There were lots of thoughtful points throughout the documentary, but toward the end I resonated with his comments about getting close to the players. As this review from Blume writes:
“Don’t get too close to them.” | Yeah — get close to them.
“And the reason they said that is ’cause you’re gonna get your heart broken. They will let you down” | Some do. So what?
Your job is to coach ’em. Your job is to make them better players, better people, better teammates. How to be tough, how to be compassionate, how to be a good winner, how to be a good loser, if there’s such a thing. (I haven’t learned that yet). It teaches you life.
I think sometimes we focus too much on the disappointments. I do. You wonder why a current student might attack publicly while at the same time privately ask for your help. You wonder if the student who didn’t have a suit that fit, and you bought them one, was thankful for you filling that need. Recently, I had a young alum essentially lie on me saying that I co-signed Trump’s claim that he saved HBCUs.
Anyone who reads my Twitter feed knows how ridiculous that is! And yet some folks retweeted and like the comment.
But this week I got a note from a former student at Georgia State, where I served as assistant director of student activities for new student programs and leadership from March of 1995 until December of 1996. I started at Old Dominion in January of 1997 as director of student activities.
It is a reminder that my job is to push students to make them better. Some won’t open up for a relationship and that has nothing to do with me; they bring 17+ years of life with them to college. But for those that are open to that relationship, they might grow personally and professionally.
Here is the note. Going forward, I’m going to cherish those who express gratitude more, and lean into them. And I am going to accept that some folks can’t function without negativity, because that’s the only thing that makes them feel good.

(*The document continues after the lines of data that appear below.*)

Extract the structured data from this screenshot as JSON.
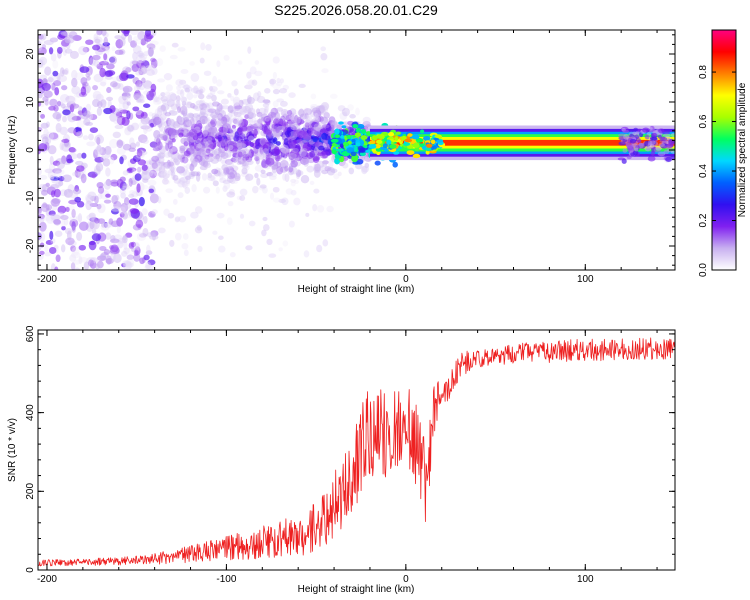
{
  "title": "S225.2026.058.20.01.C29",
  "chart_data": [
    {
      "type": "heatmap",
      "xlabel": "Height of straight line (km)",
      "ylabel": "Frequency (Hz)",
      "xlim": [
        -205,
        150
      ],
      "ylim": [
        -25,
        25
      ],
      "xticks": [
        -200,
        -100,
        0,
        100
      ],
      "yticks": [
        -20,
        -10,
        0,
        10,
        20
      ],
      "colorbar": {
        "label": "Normalized spectral amplitude",
        "range": [
          0.0,
          0.97
        ],
        "ticks": [
          0.0,
          0.2,
          0.4,
          0.6,
          0.8
        ],
        "colors": [
          "#ffffff",
          "#c8b0f0",
          "#8020f0",
          "#3010f0",
          "#0060ff",
          "#00d8ff",
          "#00ff60",
          "#a8ff00",
          "#ffff00",
          "#ff8000",
          "#ff0000",
          "#ff0080"
        ]
      },
      "features": [
        {
          "name": "stable tone",
          "x_range": [
            -20,
            150
          ],
          "frequency": 1.5,
          "amplitude": 0.85
        },
        {
          "name": "scattered noise region",
          "x_range": [
            -205,
            -140
          ],
          "frequency_range": [
            -25,
            25
          ],
          "amplitude": 0.2
        },
        {
          "name": "fading transition",
          "x_range": [
            -140,
            -20
          ],
          "frequency_range": [
            -12,
            10
          ],
          "amplitude": 0.3
        }
      ]
    },
    {
      "type": "line",
      "xlabel": "Height of straight line (km)",
      "ylabel": "SNR (10 * v/v)",
      "xlim": [
        -205,
        150
      ],
      "ylim": [
        0,
        610
      ],
      "xticks": [
        -200,
        -100,
        0,
        100
      ],
      "yticks": [
        0,
        200,
        400,
        600
      ],
      "series": [
        {
          "name": "SNR",
          "color": "#ee2020",
          "x": [
            -205,
            -180,
            -160,
            -140,
            -120,
            -100,
            -80,
            -60,
            -50,
            -40,
            -30,
            -25,
            -20,
            -15,
            -10,
            -5,
            0,
            5,
            10,
            12,
            15,
            20,
            25,
            30,
            40,
            50,
            60,
            80,
            100,
            120,
            150
          ],
          "y": [
            18,
            20,
            22,
            28,
            40,
            55,
            70,
            90,
            110,
            160,
            250,
            300,
            340,
            370,
            320,
            360,
            380,
            340,
            220,
            200,
            400,
            450,
            470,
            520,
            540,
            545,
            550,
            555,
            560,
            560,
            565
          ],
          "noise": [
            8,
            9,
            10,
            14,
            22,
            32,
            42,
            55,
            65,
            85,
            110,
            120,
            130,
            110,
            120,
            110,
            100,
            120,
            120,
            130,
            70,
            40,
            35,
            30,
            25,
            25,
            25,
            28,
            28,
            28,
            28
          ]
        }
      ]
    }
  ]
}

Hey Dr. Kimbrough! I hope you and your family are well! I just wanted to take a moment today (my 25th Deltaversary) to tell you how much I appreciate you. You taught me so much about so many things — integrity, presentation, professionalism, and leadership (to name a few). You believed in me, encouraged me, and supported me — you helped shape me into the woman I am today. And you helped me to achieve my goal of becoming a Delta. I can’t thank you enough. But please know that all you did for me — it means everything. Thank you. I would like to send something to you, so please let me know a good address. And please send my love and regards to your parents.